Olá! Muito prazer, eu me chamo Maria Elisabeth! Sou católica, noiva, tenho 25 anos, nasci em São Paulo, capital, mas sou completamente mineira e baiana de coração! Como uma autêntica peregrina, vivo entre as duas cidades que o Bom Deus me presenteou: São João del-Rei, uma cidadezinha histórica no sul de Minas Gerais, perto de Tiradentes; e a bela, também histórica mas repleta de mar, Salvador, na Bahia! Trabalho como escritora, terapeuta e fotógrafa da poesia heroica de cada dia.

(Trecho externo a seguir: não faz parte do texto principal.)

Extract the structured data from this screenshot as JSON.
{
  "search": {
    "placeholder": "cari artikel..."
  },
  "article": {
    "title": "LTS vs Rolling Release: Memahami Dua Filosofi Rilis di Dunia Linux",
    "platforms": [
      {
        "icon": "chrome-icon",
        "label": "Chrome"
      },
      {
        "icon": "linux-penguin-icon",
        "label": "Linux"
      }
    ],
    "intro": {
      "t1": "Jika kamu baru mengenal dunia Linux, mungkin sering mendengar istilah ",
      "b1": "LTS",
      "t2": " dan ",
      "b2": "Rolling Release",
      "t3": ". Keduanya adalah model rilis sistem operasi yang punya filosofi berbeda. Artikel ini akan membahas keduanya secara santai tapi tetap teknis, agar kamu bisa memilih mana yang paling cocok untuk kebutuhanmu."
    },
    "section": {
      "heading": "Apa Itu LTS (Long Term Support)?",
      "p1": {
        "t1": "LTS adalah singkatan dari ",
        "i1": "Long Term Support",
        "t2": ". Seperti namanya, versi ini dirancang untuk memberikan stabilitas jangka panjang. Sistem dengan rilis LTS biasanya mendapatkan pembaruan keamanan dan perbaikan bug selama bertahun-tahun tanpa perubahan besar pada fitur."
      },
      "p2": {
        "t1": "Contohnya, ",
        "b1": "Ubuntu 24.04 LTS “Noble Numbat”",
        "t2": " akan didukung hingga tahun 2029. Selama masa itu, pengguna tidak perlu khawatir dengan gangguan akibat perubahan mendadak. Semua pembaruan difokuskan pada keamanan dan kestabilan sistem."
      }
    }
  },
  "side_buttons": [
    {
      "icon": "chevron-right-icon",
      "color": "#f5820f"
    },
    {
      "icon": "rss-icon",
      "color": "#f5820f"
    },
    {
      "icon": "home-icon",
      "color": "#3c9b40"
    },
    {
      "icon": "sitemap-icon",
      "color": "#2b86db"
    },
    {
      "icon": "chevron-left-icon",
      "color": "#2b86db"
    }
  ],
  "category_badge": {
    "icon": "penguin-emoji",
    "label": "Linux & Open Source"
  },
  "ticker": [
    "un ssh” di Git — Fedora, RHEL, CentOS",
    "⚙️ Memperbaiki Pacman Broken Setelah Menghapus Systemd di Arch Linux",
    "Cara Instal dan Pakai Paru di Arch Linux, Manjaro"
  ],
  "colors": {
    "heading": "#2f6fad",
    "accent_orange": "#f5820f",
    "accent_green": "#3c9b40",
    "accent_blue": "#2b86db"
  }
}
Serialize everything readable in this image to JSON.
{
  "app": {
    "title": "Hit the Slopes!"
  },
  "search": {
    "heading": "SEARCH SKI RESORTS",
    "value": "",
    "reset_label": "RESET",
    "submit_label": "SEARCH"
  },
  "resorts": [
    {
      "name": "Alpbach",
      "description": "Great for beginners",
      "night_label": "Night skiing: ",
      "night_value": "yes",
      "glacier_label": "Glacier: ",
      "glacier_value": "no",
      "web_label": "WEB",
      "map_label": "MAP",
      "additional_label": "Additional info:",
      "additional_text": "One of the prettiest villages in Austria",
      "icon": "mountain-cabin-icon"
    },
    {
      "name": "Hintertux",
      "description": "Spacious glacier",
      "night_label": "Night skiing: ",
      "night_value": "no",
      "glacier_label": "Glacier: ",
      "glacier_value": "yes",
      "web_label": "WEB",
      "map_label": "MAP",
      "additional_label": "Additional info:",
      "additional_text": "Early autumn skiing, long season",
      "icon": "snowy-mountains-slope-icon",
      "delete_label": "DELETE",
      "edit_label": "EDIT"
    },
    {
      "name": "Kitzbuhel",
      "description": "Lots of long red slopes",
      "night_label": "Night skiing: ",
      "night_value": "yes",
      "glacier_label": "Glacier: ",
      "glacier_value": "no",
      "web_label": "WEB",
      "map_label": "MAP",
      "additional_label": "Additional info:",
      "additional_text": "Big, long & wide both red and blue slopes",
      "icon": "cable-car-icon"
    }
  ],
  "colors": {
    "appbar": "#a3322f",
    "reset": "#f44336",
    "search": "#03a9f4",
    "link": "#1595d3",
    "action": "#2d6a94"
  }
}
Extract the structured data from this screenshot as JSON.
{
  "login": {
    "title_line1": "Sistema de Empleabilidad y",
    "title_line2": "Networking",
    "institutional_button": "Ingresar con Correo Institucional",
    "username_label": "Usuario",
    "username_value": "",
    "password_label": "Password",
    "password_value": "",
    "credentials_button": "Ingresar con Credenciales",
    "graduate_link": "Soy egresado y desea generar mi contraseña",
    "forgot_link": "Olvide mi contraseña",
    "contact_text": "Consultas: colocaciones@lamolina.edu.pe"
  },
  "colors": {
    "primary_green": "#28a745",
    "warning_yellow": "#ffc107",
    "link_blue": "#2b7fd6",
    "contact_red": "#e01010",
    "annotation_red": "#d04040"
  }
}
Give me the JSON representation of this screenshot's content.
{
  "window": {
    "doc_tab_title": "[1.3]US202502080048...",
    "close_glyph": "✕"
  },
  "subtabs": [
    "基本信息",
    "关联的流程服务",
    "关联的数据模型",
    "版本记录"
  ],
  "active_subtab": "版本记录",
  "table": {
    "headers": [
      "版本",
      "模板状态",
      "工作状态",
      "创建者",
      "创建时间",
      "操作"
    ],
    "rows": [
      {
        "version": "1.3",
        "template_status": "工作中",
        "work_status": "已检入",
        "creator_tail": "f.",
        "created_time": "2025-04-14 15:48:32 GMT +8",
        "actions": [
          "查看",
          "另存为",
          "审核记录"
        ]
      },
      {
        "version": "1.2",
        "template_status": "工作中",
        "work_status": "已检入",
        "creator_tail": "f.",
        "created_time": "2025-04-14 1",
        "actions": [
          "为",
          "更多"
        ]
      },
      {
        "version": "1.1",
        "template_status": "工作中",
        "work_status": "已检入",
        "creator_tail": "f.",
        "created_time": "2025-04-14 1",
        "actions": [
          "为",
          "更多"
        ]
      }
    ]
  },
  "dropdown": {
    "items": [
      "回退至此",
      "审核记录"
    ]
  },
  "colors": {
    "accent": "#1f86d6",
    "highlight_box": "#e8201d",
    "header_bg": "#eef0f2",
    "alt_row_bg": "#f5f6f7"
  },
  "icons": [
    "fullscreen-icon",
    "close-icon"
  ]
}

Criei o blog Amar a Vida no início de 2022, depois de um encontro marcante, inesquecível e decisivo com Jesus Cristo, em que me reaproximei da Santa Igreja Católica. Como em um diário (mas aberto ao público!), aqui registro as minhas aventuras e peregrinações em busca da santidade. Compartilho meus aprendizados e memórias desta vida extraordinariamente comum, seja nas tardes ensolaradas e alegres de verão e primavera ou nas noites frias e tristes de outono e inverno… E em tudo isso, o objetivo maior: encontrar o tesouro guardado para todos aqueles que buscam a Verdade.